Inherently Russian Behaviors Posted by Jenya on Feb 17, 2015 in Culture, Russian life, Traditions, when in Russia
If there are Russian people among your friends or family, some of the things they do may seem puzzling to you. Chances are they are thinking the same thing about you. You see, a lot of things we do on a day-to-day basis are inherently cultural. We, Russians, are certainly no exception. With that said, I hope this post sheds some light on the “mysterious Russian soul” you are dealing with.
- Russians drink a lot of tea (русские пьют много чая) Most Russians have tea (sometimes coffee) for breakfast. As the day goes by, they will have more tea after lunch, dinner, and in between meals. In other words, Russian people like their tea. If you are witnessing Russian people drinking 4 to 5 cups of hot tea on a very hot summer day, do not be surprised either. Actually, drinking hot tea on a very hot day helps to deal with the heat and thirst. Russians borrowed this tradition from the Far East.
- Russians eat sandwiches for breakfast (русские едят бутерброды на завтрак) In Russia, any good cup of tea or coffee for breakfast is usually accompanied with sandwiches. We typically use white bread, butter and any of the following: cheese, salami, bologna, honey, or jam. The sandwiches are always open faced, i.e. no bread on top. While there are other Russian breakfast options, sandwiches might just be the most popular.
- Russians swaddle newborn babies really tight (русские пеленают новорожденных) I am not really sure why Russians still swaddle their newborns. I do know that it is becoming less and less popular (thankfully!). The common explanation is that swaddling helps the baby cope with the stress of being in the new world, it helps the baby sleep better at night because it prevents excessive movement of the arms and legs. The newer research suggests that tight swaddling constricts blood flow, slows down motor development, and can potentially harm internal organs.
- Russians litter in public (русские мусорят в публичных местах) One of the things I noticed after I first came to America is overall cleanliness of the surroundings: clean sidewalks, clean lawns, etc. I certainly do understand that there are exceptions to this rule – larger cities and distressed neighborhoods tend to have their share of litter on the ground. In Russia, however, it seems like the litter never stops, it is everywhere and a lot of people are not shy about throwing junk right where they walk. I do not even dare to go into why that is: that would be a whole topic in itself. I simply hope that one day Russian people will conquer this disgusting habit.
- Russians hang rugs on walls (русские вешают ковры на стены) This one is hard to miss. If you have visited a typical Russian home, a giant “Persian” rug on the wall was probably the first thing you noticed upon entering the living room.
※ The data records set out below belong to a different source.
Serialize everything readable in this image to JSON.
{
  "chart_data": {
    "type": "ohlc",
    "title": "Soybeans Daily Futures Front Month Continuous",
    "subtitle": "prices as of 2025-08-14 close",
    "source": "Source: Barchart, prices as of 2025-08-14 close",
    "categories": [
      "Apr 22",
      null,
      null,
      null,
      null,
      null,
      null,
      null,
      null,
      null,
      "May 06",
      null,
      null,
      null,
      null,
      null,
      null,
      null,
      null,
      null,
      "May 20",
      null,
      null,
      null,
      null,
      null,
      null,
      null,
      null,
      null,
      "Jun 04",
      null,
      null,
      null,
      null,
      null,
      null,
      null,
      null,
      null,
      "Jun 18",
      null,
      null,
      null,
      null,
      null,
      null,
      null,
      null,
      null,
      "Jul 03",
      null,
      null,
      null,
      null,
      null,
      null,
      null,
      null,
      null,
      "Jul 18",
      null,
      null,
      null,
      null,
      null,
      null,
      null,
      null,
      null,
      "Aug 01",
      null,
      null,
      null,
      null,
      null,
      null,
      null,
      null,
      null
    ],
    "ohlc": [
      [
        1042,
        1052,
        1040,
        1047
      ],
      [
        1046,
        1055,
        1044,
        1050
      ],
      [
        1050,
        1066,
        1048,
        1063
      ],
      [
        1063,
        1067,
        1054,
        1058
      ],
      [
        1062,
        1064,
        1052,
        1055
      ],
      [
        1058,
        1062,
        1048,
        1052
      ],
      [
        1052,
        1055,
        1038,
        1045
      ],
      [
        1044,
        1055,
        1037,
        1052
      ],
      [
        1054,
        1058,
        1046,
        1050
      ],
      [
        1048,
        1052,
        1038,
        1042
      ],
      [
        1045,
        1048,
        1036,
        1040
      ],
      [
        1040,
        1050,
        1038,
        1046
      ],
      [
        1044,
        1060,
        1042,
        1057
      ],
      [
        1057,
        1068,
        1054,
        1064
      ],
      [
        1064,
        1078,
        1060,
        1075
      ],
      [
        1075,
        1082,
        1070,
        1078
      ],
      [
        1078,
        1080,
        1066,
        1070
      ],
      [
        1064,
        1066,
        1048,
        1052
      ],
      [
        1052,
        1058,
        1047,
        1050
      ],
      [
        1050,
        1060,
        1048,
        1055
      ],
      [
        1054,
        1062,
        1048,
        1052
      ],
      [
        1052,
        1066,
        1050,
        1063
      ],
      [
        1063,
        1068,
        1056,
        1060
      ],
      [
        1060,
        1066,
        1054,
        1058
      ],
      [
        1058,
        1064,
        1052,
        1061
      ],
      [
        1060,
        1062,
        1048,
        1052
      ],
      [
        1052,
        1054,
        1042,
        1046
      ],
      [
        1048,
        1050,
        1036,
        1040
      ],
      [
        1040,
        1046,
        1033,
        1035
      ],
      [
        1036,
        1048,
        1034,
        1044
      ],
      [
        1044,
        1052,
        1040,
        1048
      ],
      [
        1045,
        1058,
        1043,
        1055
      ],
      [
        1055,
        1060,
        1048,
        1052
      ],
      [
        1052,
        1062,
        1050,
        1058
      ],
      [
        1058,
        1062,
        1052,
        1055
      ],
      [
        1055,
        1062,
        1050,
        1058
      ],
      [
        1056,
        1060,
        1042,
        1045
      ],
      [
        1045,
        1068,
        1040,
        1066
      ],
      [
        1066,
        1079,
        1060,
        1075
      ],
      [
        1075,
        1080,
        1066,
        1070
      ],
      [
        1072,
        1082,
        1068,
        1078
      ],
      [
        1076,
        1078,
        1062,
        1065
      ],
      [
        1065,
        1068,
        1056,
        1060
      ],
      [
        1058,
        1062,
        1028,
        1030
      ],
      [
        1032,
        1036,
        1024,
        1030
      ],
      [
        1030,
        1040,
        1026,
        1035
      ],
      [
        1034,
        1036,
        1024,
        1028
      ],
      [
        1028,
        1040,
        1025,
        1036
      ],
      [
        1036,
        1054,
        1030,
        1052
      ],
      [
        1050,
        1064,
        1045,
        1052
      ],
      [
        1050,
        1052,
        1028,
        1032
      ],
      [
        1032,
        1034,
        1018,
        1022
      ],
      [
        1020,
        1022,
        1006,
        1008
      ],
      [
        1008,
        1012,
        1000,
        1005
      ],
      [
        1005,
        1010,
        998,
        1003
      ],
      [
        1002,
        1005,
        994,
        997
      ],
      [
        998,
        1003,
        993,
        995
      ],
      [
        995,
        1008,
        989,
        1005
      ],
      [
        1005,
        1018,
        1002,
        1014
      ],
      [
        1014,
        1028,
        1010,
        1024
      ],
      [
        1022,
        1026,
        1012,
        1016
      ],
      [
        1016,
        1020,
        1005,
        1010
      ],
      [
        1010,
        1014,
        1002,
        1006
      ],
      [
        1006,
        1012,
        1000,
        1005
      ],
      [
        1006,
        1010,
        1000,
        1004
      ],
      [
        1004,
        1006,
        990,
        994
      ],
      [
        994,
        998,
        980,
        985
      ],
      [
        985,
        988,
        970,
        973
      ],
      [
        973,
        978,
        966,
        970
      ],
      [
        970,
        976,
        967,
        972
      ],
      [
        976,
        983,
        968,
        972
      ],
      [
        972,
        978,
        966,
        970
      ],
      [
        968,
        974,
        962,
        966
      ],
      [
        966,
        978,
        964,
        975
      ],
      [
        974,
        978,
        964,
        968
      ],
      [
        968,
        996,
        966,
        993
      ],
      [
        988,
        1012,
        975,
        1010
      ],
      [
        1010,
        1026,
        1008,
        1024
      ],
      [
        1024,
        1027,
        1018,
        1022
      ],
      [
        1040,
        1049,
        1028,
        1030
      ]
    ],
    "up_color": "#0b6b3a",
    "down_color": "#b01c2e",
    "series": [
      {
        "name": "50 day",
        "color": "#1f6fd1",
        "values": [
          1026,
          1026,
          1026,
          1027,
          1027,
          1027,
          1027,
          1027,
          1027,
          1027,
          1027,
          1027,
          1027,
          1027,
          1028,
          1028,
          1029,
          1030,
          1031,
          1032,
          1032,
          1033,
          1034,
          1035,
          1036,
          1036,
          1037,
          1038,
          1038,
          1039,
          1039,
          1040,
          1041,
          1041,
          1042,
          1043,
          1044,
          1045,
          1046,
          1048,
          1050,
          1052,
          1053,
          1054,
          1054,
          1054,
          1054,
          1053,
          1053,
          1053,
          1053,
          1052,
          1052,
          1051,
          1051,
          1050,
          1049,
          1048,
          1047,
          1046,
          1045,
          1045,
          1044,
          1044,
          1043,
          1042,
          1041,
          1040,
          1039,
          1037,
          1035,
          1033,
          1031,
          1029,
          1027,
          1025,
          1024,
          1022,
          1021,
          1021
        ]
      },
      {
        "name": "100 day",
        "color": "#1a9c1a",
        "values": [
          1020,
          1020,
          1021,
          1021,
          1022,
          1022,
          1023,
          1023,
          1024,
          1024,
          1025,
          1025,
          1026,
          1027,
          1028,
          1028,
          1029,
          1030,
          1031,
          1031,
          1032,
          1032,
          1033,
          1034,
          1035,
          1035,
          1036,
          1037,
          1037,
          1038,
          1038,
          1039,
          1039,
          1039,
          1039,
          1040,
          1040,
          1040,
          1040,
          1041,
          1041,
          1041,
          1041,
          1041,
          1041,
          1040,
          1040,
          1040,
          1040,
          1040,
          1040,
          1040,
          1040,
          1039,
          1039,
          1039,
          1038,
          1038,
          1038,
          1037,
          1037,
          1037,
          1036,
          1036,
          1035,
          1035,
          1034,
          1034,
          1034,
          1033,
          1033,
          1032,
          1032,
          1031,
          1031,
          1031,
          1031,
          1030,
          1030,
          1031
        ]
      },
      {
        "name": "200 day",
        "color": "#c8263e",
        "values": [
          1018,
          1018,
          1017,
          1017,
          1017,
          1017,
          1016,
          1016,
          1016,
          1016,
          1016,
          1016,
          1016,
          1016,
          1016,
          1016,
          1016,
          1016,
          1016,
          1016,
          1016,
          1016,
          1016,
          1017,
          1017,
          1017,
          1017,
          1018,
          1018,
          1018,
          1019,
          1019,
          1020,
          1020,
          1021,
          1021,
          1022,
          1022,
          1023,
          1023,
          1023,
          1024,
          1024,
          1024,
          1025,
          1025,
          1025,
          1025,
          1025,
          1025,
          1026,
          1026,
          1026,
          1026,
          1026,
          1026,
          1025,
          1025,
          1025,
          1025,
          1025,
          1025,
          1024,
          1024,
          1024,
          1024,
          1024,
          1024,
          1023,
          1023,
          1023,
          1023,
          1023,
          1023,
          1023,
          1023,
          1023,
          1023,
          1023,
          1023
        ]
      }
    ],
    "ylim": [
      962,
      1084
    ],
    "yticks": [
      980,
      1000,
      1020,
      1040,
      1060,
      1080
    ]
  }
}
Although it is worth mentioning that younger generations are getting away from this tradition and opting for a cleaner look.
- Russians look stern and unfriendly (русские выглядят сердитыми и недружелюбными) It’s not that Russians are unfriendly by nature. A lot of Russians simply look that way in public. Why? I am truly not sure… Hard life? Cold weather? Or perhaps, we are dealing with rudiments of Communism.
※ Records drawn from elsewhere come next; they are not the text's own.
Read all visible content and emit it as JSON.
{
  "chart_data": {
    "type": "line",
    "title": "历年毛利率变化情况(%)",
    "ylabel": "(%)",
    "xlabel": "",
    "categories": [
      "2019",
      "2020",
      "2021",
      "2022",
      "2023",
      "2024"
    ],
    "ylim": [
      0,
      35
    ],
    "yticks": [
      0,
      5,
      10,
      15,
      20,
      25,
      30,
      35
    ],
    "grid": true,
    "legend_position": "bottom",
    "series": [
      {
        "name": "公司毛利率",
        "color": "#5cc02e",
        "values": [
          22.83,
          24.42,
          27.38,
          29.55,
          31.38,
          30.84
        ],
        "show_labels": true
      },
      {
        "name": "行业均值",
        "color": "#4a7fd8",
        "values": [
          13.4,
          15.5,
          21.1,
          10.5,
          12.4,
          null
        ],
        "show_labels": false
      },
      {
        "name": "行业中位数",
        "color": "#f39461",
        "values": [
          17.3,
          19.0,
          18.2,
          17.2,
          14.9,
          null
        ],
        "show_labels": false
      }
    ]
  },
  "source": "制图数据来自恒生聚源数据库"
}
- Russians collect used plastic bags (русские собирают использованные пластиковые пакеты) A lot of Russian homes have a bag with bags in it. It does actually help reduce the amount of plastic pollution. However, this is not the main reason why Russian people collect used plastic bags. In Russia, you have to pay for your plastic bags at the grocery store, therefore people think twice before disposing of their used plastic bags. If you paid for it, you may as well use it to its full potential. It is worth mentioning that the bags are typically more heavy duty. As far as I know, paying for plastic bags is also quite common in other European countries, such as Germany and Sweden.
Some time ago I did a post about odd Russian behaviors. This article tries to expand on this topic and give you some information on what to expect when interacting with Russian people :-).